Hoffman plays Harvey Shine, a frustrated jazz pianist who earns his living by writing jingles. With his job on thin ice, he heads to London to attend his estranged daughter's wedding. At Heathrow airport he has a Meet Cute moment when he rebuffs Kate (Thompson), an airline employee who is standing in his way with a clipboard and questionnaire in hand.

For a long time, before their inevitable hookup, the writer-director Joel Hopkins intercuts the separate but parallel lives of these two malcontents. Harvey is perpetually dealing with job hassles on his cellphone and not looking forward to confronting his ex-wife (Kathy Baker).
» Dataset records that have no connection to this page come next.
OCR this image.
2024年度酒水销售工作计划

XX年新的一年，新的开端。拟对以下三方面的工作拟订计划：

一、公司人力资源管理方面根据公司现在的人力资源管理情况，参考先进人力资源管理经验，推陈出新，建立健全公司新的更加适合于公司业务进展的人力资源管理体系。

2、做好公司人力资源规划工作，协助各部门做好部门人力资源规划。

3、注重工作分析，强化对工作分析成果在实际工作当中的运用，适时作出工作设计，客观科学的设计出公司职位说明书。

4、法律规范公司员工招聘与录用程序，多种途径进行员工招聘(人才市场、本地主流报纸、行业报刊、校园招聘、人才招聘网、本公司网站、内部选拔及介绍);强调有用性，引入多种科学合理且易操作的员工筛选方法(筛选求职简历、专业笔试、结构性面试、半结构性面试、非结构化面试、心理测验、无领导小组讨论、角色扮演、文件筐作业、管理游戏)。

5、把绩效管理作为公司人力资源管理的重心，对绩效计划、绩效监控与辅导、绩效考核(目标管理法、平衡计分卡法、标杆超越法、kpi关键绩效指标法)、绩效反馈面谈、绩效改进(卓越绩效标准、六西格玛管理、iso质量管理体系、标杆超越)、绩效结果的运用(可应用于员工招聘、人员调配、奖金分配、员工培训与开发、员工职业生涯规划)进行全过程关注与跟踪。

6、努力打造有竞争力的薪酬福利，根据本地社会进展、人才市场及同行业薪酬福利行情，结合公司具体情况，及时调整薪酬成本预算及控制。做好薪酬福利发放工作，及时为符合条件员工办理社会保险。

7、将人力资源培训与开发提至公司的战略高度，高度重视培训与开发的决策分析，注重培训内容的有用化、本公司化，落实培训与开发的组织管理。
Kate, single and not liking it, has a dotty, clingy mom (Eileen Atkins) who monitors her every move. In one particularly squirmy scene, we see Kate on a blind date with a younger man who clearly does not have eyes for her.

All this gloomy masochism is made palatable because of the performers. And yet we must ask: Is this any way to show off two of our finest actors? Whenever Thompson, in particular, has an emotional moment that hits home, you may bemoan the fact that it was in this movie. (I remember how marvelous she was in last year's underrated "Brideshead Revisited" playing an aging matriarch who would make Harvey seem like a whippersnapper.)

Hoffman at least is doing a lead role for a change. A number of years back he made the pragmatic decision to become a supporting player – a character actor. (In a way, even when he was a leading man he was a character actor – there was, and is, nothing generic about him.) He's often been amusing in films ranging from "Stranger Than Fiction" to "Meet the Fockers," but you sense he's not overly invested in the work.

That's not entirely the case in "Last Chance Harvey," where Hoffman underplays with bemused dexterity Harvey's quiet pathos. It's bracing to see an actor of Hoffman's generation keep it simple, as opposed to, say, Al Pacino, who doesn't just chew the scenery these days – he treats it as a banquet buffet. Hoffman seems to be winking at us in "Last Chance Harvey," as well as at Kate. He wants us to know he's still in the game and he can still raise a tear or two. He also wants us to know he's ready for sterner stuff. I don't doubt it. (Rated PG-13 for brief strong language.)